Not likely to be a clincher.

It isn’t even a theory, except in the headbangy ‘Obama is a sekrit Muslim’ kind of way. There’s no evidence that Shakespeare didn’t write the plays, and plenty that he did.

Basically, centuries after Shakespeare’s death, he no longer fit some people’s image of what a great playwright should be like. The Romantics felt he should be a noble and an intellectual, not some mere commoner. Hence, stupid conspiracy theories to force the facts into line with what people wanted to believe.

As for the idea that ‘he wasn’t educated enough’ - for one thing, he was plenty educated. And for another, whoever wrote those plays was a genius - he had an amazing mind that worked a dozen times as fast and as fluently as most people’s. He could perfectly well have educated himself, a dozen times as fast and as easily as most people.

I xcannot remember the historian, but I have read that his willing his secondbest bed to Anne Hathaway was sort of private, affectionate gesture on Shakespeare’s part, the seondbest bed being the one they had most often shared. He was willng her a sentimental, but well used article.

That’s a strawman. So are claims that the entire argument rests of cryptography or class warfare.
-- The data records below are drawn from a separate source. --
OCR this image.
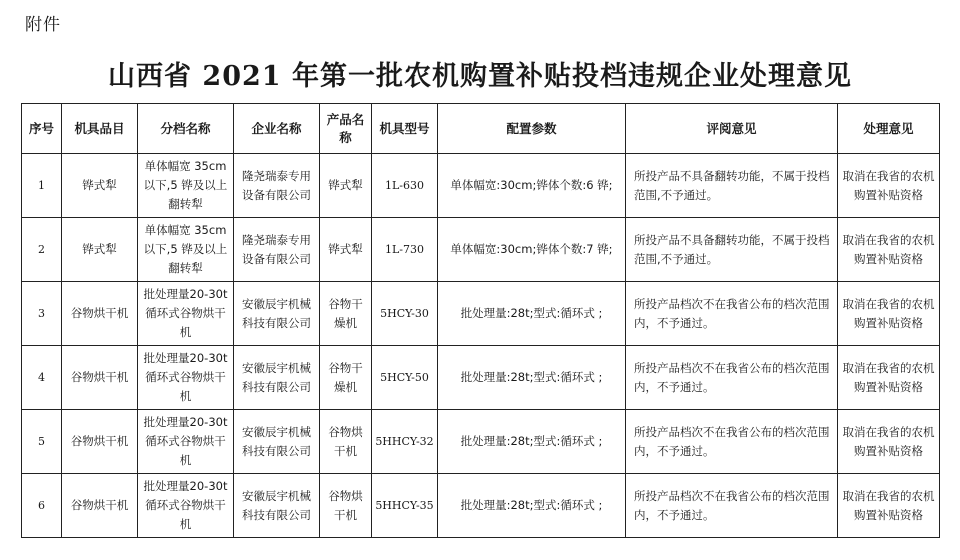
附件
山西省 2021 年第一批农机购置补贴投档违规企业处理意见
序号	机具品目	分档名称	企业名称	产品名称	机具型号	配置参数	评阅意见	处理意见
1	铧式犁	单体幅宽 35cm以下,5 铧及以上翻转犁	隆尧瑞泰专用设备有限公司	铧式犁	1L-630	单体幅宽:30cm;铧体个数:6 铧;	所投产品不具备翻转功能，不属于投档范围,不予通过。	取消在我省的农机购置补贴资格
2	铧式犁	单体幅宽 35cm以下,5 铧及以上翻转犁	隆尧瑞泰专用设备有限公司	铧式犁	1L-730	单体幅宽:30cm;铧体个数:7 铧;	所投产品不具备翻转功能，不属于投档范围,不予通过。	取消在我省的农机购置补贴资格
3	谷物烘干机	批处理量20-30t 循环式谷物烘干机	安徽辰宇机械科技有限公司	谷物干燥机	5HCY-30	批处理量:28t;型式:循环式 ;	所投产品档次不在我省公布的档次范围内，不予通过。	取消在我省的农机购置补贴资格
4	谷物烘干机	批处理量20-30t 循环式谷物烘干机	安徽辰宇机械科技有限公司	谷物干燥机	5HCY-50	批处理量:28t;型式:循环式 ;	所投产品档次不在我省公布的档次范围内，不予通过。	取消在我省的农机购置补贴资格
5	谷物烘干机	批处理量20-30t 循环式谷物烘干机	安徽辰宇机械科技有限公司	谷物烘干机	5HHCY-32	批处理量:28t;型式:循环式 ;	所投产品档次不在我省公布的档次范围内，不予通过。	取消在我省的农机购置补贴资格
6	谷物烘干机	批处理量20-30t 循环式谷物烘干机	安徽辰宇机械科技有限公司	谷物烘干机	5HHCY-35	批处理量:28t;型式:循环式 ;	所投产品档次不在我省公布的档次范围内，不予通过。	取消在我省的农机购置补贴资格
There are real legitimate pieces of evidence but some people would rather point at the silly stuff because it’s easy to dismiss that. And then they dismiss the entire argument without ever acknowledging the other evidence exists.

Of course, there’s no way that Edward de Vere, who died in 1604, could have published the First Folio in 1623. So obviously it must have been William Shakespeare, who died in 1616, who must have published the First Folio in 1623.

Name three.

I have yet to see any Oxfordian or Baconian to ever offer the slightest evidence at all.

So, do you have anyone who lived at the time writing that “Shakespeare’s plays were not written by Shakespeare”?

Do you have anything written by Oxford saying, “I wrote X, the play attributed to William Shakespeare”?

Name three pieces of actual evidence for the Oxford (or Bacon) claim.

(sounds of crickets chirping)

Actually there’s amazingly little evidence.

Nobody’s disputing that there was a person named William Shakespeare from Stratford-upon-Avon who also lived in London. And nobody’s disputing that somebody wrote the plays and poems that are now attributed to William Shakespeare. But the connection between the William Shakespeare from Stratford-upon-Avon and the William Shakespeare who wrote the plays is surprisingly small. Nobody connected the two men in Shakespeare’s lifetime. It basically comes down to one person, Ben Jonson, who identified the playwright as being from Stratford-upon-Avon in 1623.

Tell the crickets to quiet down.

Edward de Vere was known as a poet and playwright. But he stopped publically writing when it became dangerous. But there are contemporary references that he continued to write under a pseudonym.

The plays were originally published under the name Shake-spear not William Shakespeare. References in the works show that the writer pronounced his name Shake-spear with spear rhyming with deer. Edward de Vere’s coat of arms was an arm shaking a spear. William Shakespeare actually signed his name Shaksper or Shaxper and pronounced it to rhyme with Baxter.

There have been a large number of words that have been attributed to Shakespeare’s invention. He was supposedly the first person to ever use them. But people have since found out that they many of these words were not first used in a work by Shakespeare - they first appeared in early works by Edward de Vere.

Examinations of Edward de Vere’s personal library have found that quotes, characters, and plotlines that appeared in Shakespeare’s plays have been underlined in de Vere’s books. So apparently whoever wrote the Shakespeare plays was doing a lot of research of de Vere’s library.